Итак, осенью 1861 года Бородин против своей воли задержался в Италии. Была снята квартира в доме семейства Чентони. Тогда, до американских бомбардировок, старинный город был бесподобно красив. В академическом отчете Александр Порфирьевич специально подчеркнул «отсутствие всяких развлечений в Пизе». Однако они с Екатериной Сергеевной много бывали в театрах, подружились с местными музыкантами и услаждались ансамблями от сонат до квинтетов, причем в репертуаре русско-итальянского кружка значились исключительно сочинения немецких авторов — такова была тогдашняя ситуация в серьезной камерной музыке.
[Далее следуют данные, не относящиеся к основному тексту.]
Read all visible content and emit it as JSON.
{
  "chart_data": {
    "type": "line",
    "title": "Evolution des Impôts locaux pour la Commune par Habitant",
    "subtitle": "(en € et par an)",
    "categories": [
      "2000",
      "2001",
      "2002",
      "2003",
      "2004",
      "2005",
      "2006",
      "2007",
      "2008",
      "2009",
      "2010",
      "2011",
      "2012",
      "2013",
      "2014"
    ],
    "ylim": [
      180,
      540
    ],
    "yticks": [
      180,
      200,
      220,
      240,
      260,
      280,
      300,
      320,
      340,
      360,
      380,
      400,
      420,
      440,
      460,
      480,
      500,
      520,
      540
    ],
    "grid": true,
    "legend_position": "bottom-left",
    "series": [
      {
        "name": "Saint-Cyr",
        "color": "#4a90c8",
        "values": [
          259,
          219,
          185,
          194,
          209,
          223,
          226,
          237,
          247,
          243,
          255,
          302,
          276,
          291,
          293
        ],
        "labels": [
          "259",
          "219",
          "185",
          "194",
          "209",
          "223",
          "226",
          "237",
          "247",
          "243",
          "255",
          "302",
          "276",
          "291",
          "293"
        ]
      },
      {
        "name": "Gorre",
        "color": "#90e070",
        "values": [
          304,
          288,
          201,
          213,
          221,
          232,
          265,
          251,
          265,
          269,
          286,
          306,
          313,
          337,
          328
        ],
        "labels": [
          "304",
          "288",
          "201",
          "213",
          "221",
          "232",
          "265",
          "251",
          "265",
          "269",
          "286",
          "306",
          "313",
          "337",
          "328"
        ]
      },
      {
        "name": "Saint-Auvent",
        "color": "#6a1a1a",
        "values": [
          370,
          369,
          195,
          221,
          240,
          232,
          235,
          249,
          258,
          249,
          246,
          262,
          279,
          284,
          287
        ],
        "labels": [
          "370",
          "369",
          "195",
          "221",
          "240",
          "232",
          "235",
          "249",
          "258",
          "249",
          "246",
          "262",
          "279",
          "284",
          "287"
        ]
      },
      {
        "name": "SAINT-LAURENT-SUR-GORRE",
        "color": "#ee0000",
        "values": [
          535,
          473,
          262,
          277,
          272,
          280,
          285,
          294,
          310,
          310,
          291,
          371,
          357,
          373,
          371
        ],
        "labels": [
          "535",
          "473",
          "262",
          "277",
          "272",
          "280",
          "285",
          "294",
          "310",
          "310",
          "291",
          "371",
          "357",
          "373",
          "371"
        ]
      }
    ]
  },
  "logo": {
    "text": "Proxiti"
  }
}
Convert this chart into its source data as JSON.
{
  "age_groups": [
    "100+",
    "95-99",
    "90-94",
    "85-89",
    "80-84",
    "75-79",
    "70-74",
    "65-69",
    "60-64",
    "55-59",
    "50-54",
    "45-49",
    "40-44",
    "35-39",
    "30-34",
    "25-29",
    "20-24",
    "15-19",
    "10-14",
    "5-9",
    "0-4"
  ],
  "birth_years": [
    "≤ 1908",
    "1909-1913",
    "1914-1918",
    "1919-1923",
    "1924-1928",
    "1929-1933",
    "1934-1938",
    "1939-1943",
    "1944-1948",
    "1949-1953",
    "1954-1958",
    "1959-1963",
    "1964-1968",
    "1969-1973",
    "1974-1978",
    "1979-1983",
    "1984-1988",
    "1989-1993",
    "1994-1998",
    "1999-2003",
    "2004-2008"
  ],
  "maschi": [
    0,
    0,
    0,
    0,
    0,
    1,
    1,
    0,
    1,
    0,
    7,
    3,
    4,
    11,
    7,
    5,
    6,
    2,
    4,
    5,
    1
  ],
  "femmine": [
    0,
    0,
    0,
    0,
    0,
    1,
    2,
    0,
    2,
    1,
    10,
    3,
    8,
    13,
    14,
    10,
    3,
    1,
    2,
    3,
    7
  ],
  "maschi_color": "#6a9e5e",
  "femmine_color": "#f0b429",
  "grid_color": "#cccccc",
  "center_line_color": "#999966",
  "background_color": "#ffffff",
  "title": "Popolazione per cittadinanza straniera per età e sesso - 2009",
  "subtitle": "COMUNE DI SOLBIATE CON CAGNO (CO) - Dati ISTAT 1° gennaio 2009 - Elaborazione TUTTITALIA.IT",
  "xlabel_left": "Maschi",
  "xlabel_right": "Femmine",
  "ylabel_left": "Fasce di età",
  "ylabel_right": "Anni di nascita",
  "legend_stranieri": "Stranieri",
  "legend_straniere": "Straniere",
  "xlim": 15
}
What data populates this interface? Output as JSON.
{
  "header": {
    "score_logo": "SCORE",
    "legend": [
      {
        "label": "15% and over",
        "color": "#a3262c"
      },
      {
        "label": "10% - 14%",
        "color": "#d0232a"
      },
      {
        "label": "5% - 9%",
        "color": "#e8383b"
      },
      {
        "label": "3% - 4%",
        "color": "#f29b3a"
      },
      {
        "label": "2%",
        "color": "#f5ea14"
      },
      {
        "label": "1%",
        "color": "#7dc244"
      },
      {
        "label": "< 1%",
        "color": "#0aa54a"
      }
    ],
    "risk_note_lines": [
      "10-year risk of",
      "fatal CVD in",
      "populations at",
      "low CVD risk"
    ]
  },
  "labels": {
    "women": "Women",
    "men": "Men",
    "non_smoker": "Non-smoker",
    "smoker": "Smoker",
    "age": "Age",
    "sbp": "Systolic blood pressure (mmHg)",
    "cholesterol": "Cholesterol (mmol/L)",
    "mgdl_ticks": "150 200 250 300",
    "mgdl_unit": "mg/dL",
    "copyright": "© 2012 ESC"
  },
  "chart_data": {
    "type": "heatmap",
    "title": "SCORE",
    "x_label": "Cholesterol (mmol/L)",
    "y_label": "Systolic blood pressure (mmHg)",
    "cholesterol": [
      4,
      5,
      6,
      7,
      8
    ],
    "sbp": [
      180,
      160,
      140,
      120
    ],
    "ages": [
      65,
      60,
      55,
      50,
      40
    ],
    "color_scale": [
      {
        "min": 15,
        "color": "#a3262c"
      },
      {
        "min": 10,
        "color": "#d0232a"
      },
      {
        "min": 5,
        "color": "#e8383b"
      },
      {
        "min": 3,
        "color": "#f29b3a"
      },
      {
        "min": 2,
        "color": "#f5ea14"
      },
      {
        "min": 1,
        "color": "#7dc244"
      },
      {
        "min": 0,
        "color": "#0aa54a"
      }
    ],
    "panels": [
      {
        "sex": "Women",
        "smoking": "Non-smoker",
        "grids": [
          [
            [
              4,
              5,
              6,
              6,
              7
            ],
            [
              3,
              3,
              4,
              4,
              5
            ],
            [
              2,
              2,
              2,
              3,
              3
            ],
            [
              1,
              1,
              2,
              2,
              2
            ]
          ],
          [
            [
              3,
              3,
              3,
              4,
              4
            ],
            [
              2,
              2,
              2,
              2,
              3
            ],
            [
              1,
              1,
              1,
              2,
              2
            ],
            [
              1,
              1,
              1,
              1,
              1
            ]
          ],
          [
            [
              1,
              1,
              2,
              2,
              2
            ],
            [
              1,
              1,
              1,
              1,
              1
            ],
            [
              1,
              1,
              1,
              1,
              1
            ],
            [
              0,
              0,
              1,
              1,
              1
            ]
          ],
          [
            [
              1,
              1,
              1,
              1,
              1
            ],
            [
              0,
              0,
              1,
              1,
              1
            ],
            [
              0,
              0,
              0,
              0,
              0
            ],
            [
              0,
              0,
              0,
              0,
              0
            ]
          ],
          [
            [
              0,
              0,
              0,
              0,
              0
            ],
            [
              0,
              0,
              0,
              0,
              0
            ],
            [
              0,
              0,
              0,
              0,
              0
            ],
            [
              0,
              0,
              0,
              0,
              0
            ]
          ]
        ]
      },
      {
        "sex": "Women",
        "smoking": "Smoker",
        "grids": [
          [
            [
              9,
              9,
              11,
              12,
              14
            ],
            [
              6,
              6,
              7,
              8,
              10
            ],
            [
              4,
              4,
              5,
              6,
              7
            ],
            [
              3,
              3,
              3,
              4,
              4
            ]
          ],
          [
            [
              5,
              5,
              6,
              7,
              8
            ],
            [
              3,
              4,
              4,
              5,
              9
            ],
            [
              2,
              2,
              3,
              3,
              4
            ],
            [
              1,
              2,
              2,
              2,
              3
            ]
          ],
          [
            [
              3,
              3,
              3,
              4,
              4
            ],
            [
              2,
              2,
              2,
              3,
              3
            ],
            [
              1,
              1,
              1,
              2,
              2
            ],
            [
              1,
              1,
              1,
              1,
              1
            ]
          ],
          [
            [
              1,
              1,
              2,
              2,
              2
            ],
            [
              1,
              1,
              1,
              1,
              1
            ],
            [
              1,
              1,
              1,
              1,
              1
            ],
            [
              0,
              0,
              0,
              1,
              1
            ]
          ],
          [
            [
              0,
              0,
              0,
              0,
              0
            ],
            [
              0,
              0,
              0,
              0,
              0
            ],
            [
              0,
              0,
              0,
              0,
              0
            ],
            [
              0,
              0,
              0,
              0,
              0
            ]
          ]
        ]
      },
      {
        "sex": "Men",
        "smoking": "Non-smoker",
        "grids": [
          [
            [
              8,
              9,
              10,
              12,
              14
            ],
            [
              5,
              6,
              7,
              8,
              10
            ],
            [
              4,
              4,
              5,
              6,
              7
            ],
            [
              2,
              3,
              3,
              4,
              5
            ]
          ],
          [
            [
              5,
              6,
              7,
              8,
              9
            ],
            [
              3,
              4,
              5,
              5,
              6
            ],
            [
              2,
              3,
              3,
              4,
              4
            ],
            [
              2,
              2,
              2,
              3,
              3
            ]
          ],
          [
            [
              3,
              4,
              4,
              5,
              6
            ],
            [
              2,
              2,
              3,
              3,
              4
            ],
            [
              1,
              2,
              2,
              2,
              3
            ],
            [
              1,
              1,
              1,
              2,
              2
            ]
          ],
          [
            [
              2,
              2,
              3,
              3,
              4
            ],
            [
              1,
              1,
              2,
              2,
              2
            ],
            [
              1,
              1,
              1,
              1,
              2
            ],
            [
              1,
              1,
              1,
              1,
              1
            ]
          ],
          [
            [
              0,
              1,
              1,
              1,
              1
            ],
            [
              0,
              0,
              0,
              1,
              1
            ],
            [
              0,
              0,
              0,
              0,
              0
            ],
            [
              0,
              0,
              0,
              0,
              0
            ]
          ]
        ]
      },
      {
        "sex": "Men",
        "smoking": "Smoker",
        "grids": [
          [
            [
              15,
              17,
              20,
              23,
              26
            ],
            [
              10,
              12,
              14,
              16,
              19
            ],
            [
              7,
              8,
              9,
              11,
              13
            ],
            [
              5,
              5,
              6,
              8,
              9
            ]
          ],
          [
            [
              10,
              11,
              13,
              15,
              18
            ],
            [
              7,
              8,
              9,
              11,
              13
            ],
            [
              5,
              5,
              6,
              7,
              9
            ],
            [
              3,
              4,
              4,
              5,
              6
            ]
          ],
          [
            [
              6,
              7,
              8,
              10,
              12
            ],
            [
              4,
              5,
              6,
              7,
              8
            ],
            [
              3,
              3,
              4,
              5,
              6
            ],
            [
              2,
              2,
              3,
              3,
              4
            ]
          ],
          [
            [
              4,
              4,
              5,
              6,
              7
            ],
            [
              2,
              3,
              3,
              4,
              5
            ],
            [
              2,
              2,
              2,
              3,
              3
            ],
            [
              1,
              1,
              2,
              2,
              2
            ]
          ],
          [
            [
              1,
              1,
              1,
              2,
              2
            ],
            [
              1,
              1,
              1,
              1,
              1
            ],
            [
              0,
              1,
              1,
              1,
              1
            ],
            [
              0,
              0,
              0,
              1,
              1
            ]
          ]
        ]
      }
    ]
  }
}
Бородин играл на виолончели в оркестре местного театра, участвуя в исполнении опер Беллини и Доницетти. Как водилось в небольших итальянских антрепризах, постоянно работали в оркестре только концертмейстеры групп, прочие места довольно хаотично заполнялись любителями. Управлял оркестром… кларнетист. Он же на кларнете давал певцам тон в речитативах, которые оркестр вовсе пропускал. И все же это был прекрасный практический опыт для будущего оперного композитора! На большом органе Пизанского собора, в 1835 году установленном мастерской Серасси и имевшем около шестидесяти регистров, Александр Порфирьевич и Екатерина Сергеевна играли Баха, Бетховена и — «Ныне силы небесные» Бортнянского. Протекцию органистам составил профессор Меноччи, которого Бородин поверг в изумление, всего за час сочинив на его глазах фугу.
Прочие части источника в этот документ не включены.